There’s the Kanye who rents out an entire baseball stadium and a live orchestra for a $3.3 million marriage proposal. There’s the Kanye who fashions himself a post-racial MLK and restarts a line in “All of the Lights” because his mostly white crowds won’t sing the n-word. There’s the Kanye who co-opts a song about lynchings in the Deep South and samples it to craft a six-minute ode to baby mama drama. There’s the Kanye who throws fits because he can’t lock down a high-end fashion deal.

And then there’s 2:47.

Just less than three minutes into “New Slaves,” one of the few radio-friendly hits on this summer’s challenging, confounding Yeezus, vaguely menacing synths transition without warning into an uplifting drum roll.

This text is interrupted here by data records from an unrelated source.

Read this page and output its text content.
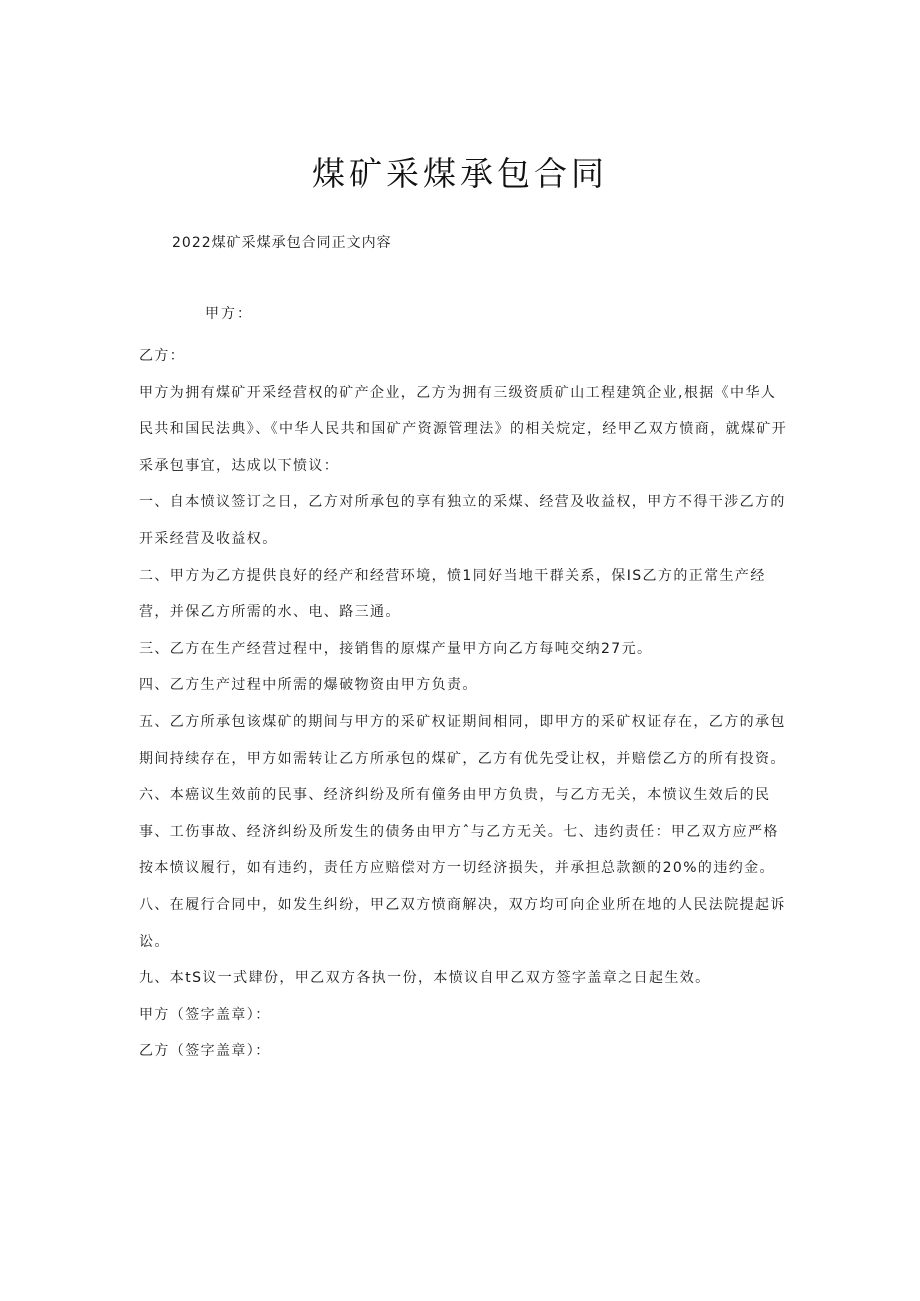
煤矿采煤承包合同
2022煤矿采煤承包合同正文内容
甲方：

乙方：

甲方为拥有煤矿开采经营权的矿产企业，乙方为拥有三级资质矿山工程建筑企业,根据《中华人民共和国民法典》、《中华人民共和国矿产资源管理法》的相关烷定，经甲乙双方愤商，就煤矿开采承包事宜，达成以下愤议：

一、自本愤议签订之日，乙方对所承包的享有独立的采煤、经营及收益权，甲方不得干涉乙方的开采经营及收益权。

二、甲方为乙方提供良好的经产和经营环境，愤1同好当地干群关系，保IS乙方的正常生产经营，并保乙方所需的水、电、路三通。

三、乙方在生产经营过程中，接销售的原煤产量甲方向乙方每吨交纳27元。

四、乙方生产过程中所需的爆破物资由甲方负责。

五、乙方所承包该煤矿的期间与甲方的采矿权证期间相同，即甲方的采矿权证存在，乙方的承包期间持续存在，甲方如需转让乙方所承包的煤矿，乙方有优先受让权，并赔偿乙方的所有投资。

六、本癌议生效前的民事、经济纠纷及所有僮务由甲方负贵，与乙方无关，本愤议生效后的民事、工伤事故、经济纠纷及所发生的债务由甲方ˆ与乙方无关。七、违约责任：甲乙双方应严格按本愤议履行，如有违约，责任方应赔偿对方一切经济损失，并承担总款额的20%的违约金。

八、在履行合同中，如发生纠纷，甲乙双方愤商解决，双方均可向企业所在地的人民法院提起诉讼。

九、本tS议一式肆份，甲乙双方各执一份，本愤议自甲乙双方签字盖章之日起生效。

甲方（签字盖章）：

乙方（签字盖章）：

The only accurate description of the next minute or so is transcendence. For all the diatribes and think pieces, the YouTube-ready interviews and over-the-top ridiculousness that have come to define his public image, this is Kanye in his element, and it’s beautiful.

Drums melt into a soaring orchestral arrangement culled from Hungarian band Omega’s “Gyöngyhajú Lány,” and an auto-tuned Kanye and a crooning Frank Ocean wax eloquently yet simply on drug-aided escapism.

For just more than one minute, all the sometimes-laughable earnestness he’s exhibited in interviews this year seems believable. However briefly, he’s Jordan, Jackson, Jobs — all of his oft-mentioned idols rolled into one — and he won’t — or can’t — lose.